# Netgear DGN3500 - How can I get a VPN working?



## Splinter

Hi Guys.

I purchased a Netgear DGN3500 not so long back, but now am slightly regretting this purchase. I need to setup a VPN connection so that my IP can originate from the US. I wish to sign up to a VPN service such as HideMyAss or similar. I understand that this router does not allow VPN connection.. But is there a way to perhaps install a custom firmware allowing for a connection to a VPN service?

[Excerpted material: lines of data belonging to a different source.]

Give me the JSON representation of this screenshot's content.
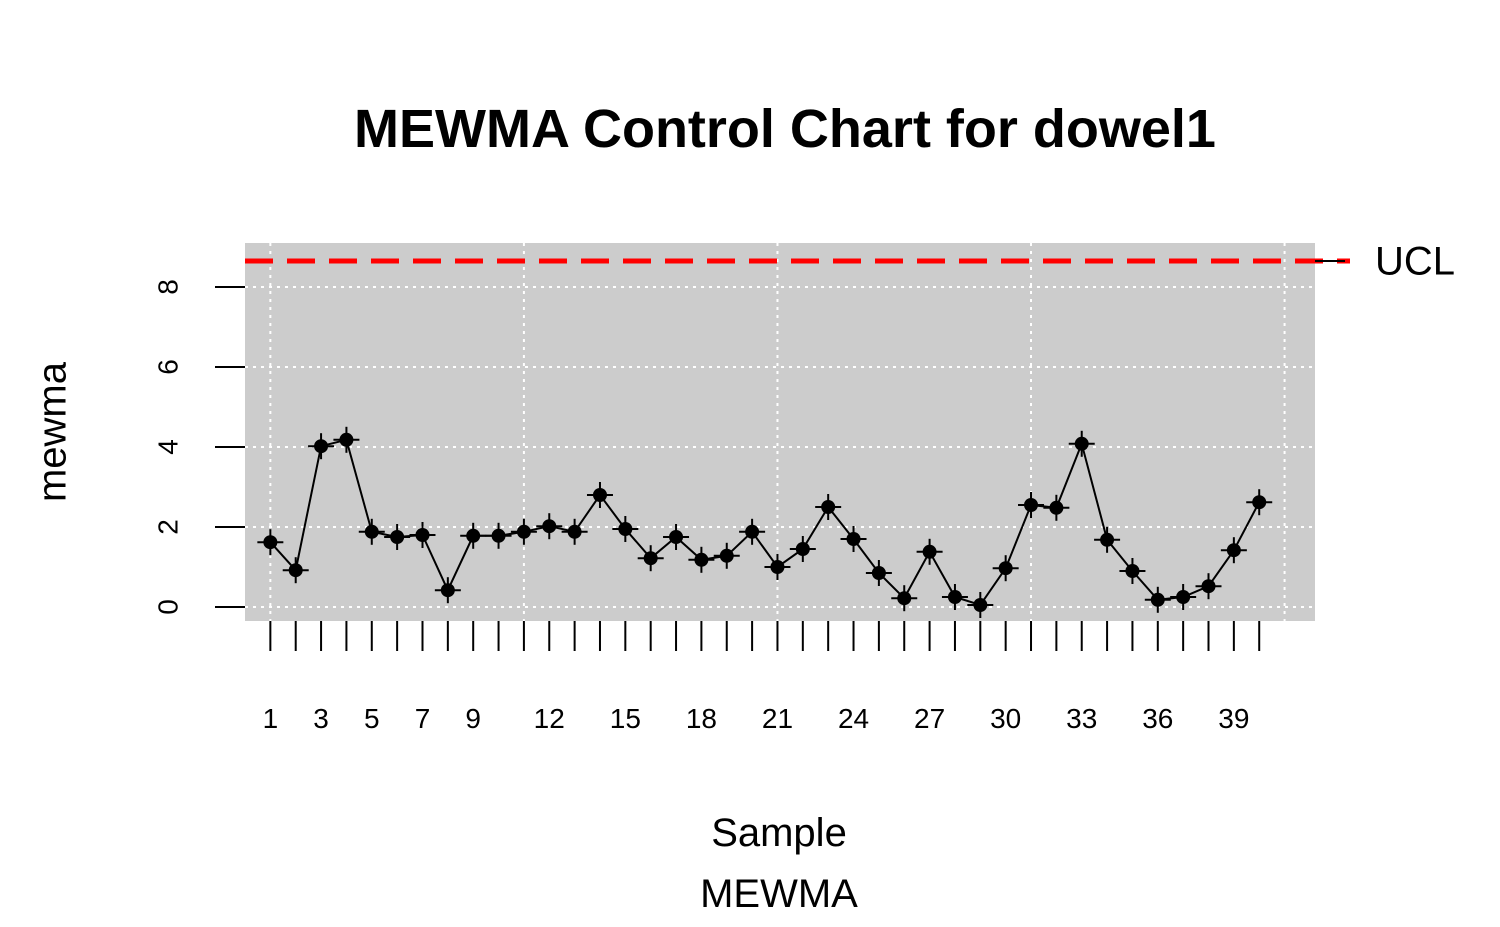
{
  "chart_data": {
    "type": "line",
    "title": "MEWMA Control Chart for dowel1",
    "xlabel": "Sample",
    "subtitle": "MEWMA",
    "ylabel": "mewma",
    "x": [
      1,
      2,
      3,
      4,
      5,
      6,
      7,
      8,
      9,
      10,
      11,
      12,
      13,
      14,
      15,
      16,
      17,
      18,
      19,
      20,
      21,
      22,
      23,
      24,
      25,
      26,
      27,
      28,
      29,
      30,
      31,
      32,
      33,
      34,
      35,
      36,
      37,
      38,
      39,
      40
    ],
    "series": [
      {
        "values": [
          1.62,
          0.92,
          4.02,
          4.18,
          1.88,
          1.75,
          1.8,
          0.42,
          1.78,
          1.78,
          1.88,
          2.02,
          1.88,
          2.8,
          1.95,
          1.22,
          1.75,
          1.18,
          1.28,
          1.88,
          1.0,
          1.45,
          2.5,
          1.7,
          0.85,
          0.22,
          1.38,
          0.25,
          0.05,
          0.97,
          2.55,
          2.48,
          4.08,
          1.68,
          0.9,
          0.18,
          0.25,
          0.52,
          1.42,
          2.62
        ]
      }
    ],
    "x_tick_labels": [
      "1",
      "3",
      "5",
      "7",
      "9",
      "12",
      "15",
      "18",
      "21",
      "24",
      "27",
      "30",
      "33",
      "36",
      "39"
    ],
    "x_tick_values": [
      1,
      3,
      5,
      7,
      9,
      12,
      15,
      18,
      21,
      24,
      27,
      30,
      33,
      36,
      39
    ],
    "y_ticks": [
      "0",
      "2",
      "4",
      "6",
      "8"
    ],
    "y_tick_values": [
      0,
      2,
      4,
      6,
      8
    ],
    "xlim": [
      0.0,
      42.2
    ],
    "ylim": [
      -0.35,
      9.1
    ],
    "ucl": {
      "value": 8.65,
      "label": "UCL",
      "color": "#ff0000",
      "style": "dashed"
    },
    "grid": true,
    "colors": {
      "panel": "#cccccc",
      "grid": "#ffffff",
      "line": "#000000",
      "point": "#000000"
    }
  }
}
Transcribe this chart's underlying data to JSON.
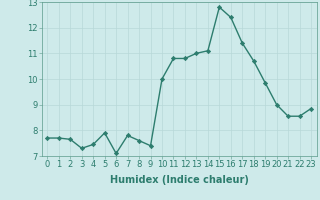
{
  "x": [
    0,
    1,
    2,
    3,
    4,
    5,
    6,
    7,
    8,
    9,
    10,
    11,
    12,
    13,
    14,
    15,
    16,
    17,
    18,
    19,
    20,
    21,
    22,
    23
  ],
  "y": [
    7.7,
    7.7,
    7.65,
    7.3,
    7.45,
    7.9,
    7.1,
    7.8,
    7.6,
    7.4,
    10.0,
    10.8,
    10.8,
    11.0,
    11.1,
    12.8,
    12.4,
    11.4,
    10.7,
    9.85,
    9.0,
    8.55,
    8.55,
    8.85
  ],
  "xlabel": "Humidex (Indice chaleur)",
  "ylim": [
    7,
    13
  ],
  "xlim": [
    -0.5,
    23.5
  ],
  "yticks": [
    7,
    8,
    9,
    10,
    11,
    12,
    13
  ],
  "xticks": [
    0,
    1,
    2,
    3,
    4,
    5,
    6,
    7,
    8,
    9,
    10,
    11,
    12,
    13,
    14,
    15,
    16,
    17,
    18,
    19,
    20,
    21,
    22,
    23
  ],
  "line_color": "#2d7d6e",
  "bg_color": "#ceeaea",
  "grid_color_major": "#b8d8d8",
  "grid_color_minor": "#c8e4e4",
  "marker": "D",
  "markersize": 2.2,
  "linewidth": 1.0,
  "tick_fontsize": 6.0,
  "xlabel_fontsize": 7.0
}
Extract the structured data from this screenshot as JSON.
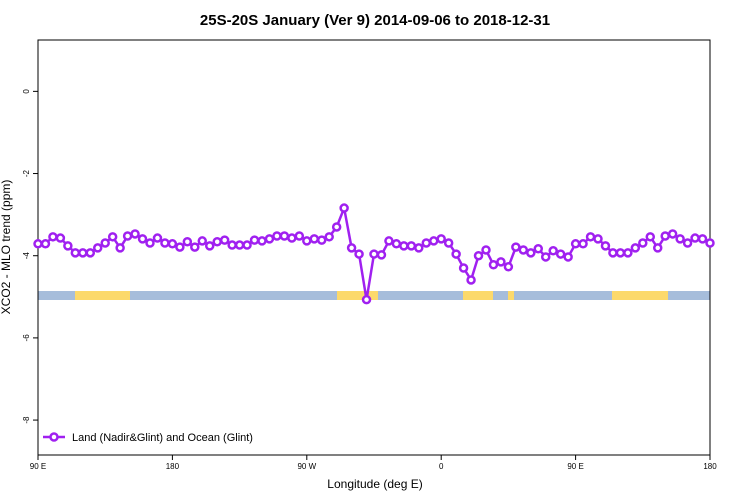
{
  "chart_data": {
    "type": "line",
    "title": "25S-20S January (Ver 9)   2014-09-06 to 2018-12-31",
    "x_label": "Longitude (deg E)",
    "y_label": "XCO2 - MLO trend (ppm)",
    "xlim": [
      90,
      540
    ],
    "ylim": [
      -8.85,
      1.25
    ],
    "xticks": [
      {
        "value": 90,
        "label": "90 E"
      },
      {
        "value": 180,
        "label": "180"
      },
      {
        "value": 270,
        "label": "90 W"
      },
      {
        "value": 360,
        "label": "0"
      },
      {
        "value": 450,
        "label": "90 E"
      },
      {
        "value": 540,
        "label": "180"
      }
    ],
    "yticks": [
      0,
      -2,
      -4,
      -6,
      -8
    ],
    "legend": "bottom-left",
    "x": [
      90,
      95,
      100,
      105,
      110,
      115,
      120,
      125,
      130,
      135,
      140,
      145,
      150,
      155,
      160,
      165,
      170,
      175,
      180,
      185,
      190,
      195,
      200,
      205,
      210,
      215,
      220,
      225,
      230,
      235,
      240,
      245,
      250,
      255,
      260,
      265,
      270,
      275,
      280,
      285,
      290,
      295,
      300,
      305,
      310,
      315,
      320,
      325,
      330,
      335,
      340,
      345,
      350,
      355,
      360,
      365,
      370,
      375,
      380,
      385,
      390,
      395,
      400,
      405,
      410,
      415,
      420,
      425,
      430,
      435,
      440,
      445,
      450,
      455,
      460,
      465,
      470,
      475,
      480,
      485,
      490,
      495,
      500,
      505,
      510,
      515,
      520,
      525,
      530,
      535,
      540
    ],
    "series": [
      {
        "name": "Land (Nadir&Glint) and Ocean (Glint)",
        "color": "#a020f0",
        "values": [
          -3.71,
          -3.71,
          -3.54,
          -3.57,
          -3.76,
          -3.93,
          -3.93,
          -3.93,
          -3.81,
          -3.69,
          -3.54,
          -3.81,
          -3.52,
          -3.47,
          -3.59,
          -3.69,
          -3.57,
          -3.69,
          -3.71,
          -3.79,
          -3.66,
          -3.79,
          -3.64,
          -3.76,
          -3.66,
          -3.62,
          -3.74,
          -3.74,
          -3.74,
          -3.62,
          -3.64,
          -3.59,
          -3.52,
          -3.52,
          -3.57,
          -3.52,
          -3.64,
          -3.59,
          -3.62,
          -3.54,
          -3.3,
          -2.84,
          -3.81,
          -3.96,
          -5.07,
          -3.96,
          -3.98,
          -3.64,
          -3.71,
          -3.76,
          -3.76,
          -3.81,
          -3.69,
          -3.64,
          -3.59,
          -3.69,
          -3.96,
          -4.3,
          -4.59,
          -4.0,
          -3.86,
          -4.22,
          -4.15,
          -4.27,
          -3.79,
          -3.86,
          -3.93,
          -3.83,
          -4.03,
          -3.88,
          -3.96,
          -4.03,
          -3.71,
          -3.71,
          -3.54,
          -3.59,
          -3.76,
          -3.93,
          -3.93,
          -3.93,
          -3.81,
          -3.69,
          -3.54,
          -3.81,
          -3.52,
          -3.47,
          -3.59,
          -3.69,
          -3.57,
          -3.59,
          -3.69
        ]
      }
    ]
  }
}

If not.. are their any recommended routers (with modem) that will work with such services?

Thanks.

edit: I've just solved my own problem. Managed to get Netflix working in the UK on an Apple TV2 without connecting to a VPN service. Chuffed. Thanks anyway.


----------



## GeorgeBell

I have what seems to be a similar setup, a DGN3500 Router on a Windows 2003 Server.  I had to replace a Cisco router which allowed me to VPN in from Home (using Windows 7 Ultimate there) without any problem.
In spite of so calling Netgear's "24/7 Technical Support", (not impressed) I'm still unable to access our network from home.  I've scoured the Internet, but can't find anything which exlpains exactly what or where I'm going wrong.
Does anyone have any ideas as to how things should be set up - which is written in plain, simple English, and doesn't constant say, "refer to your administrator"!


----------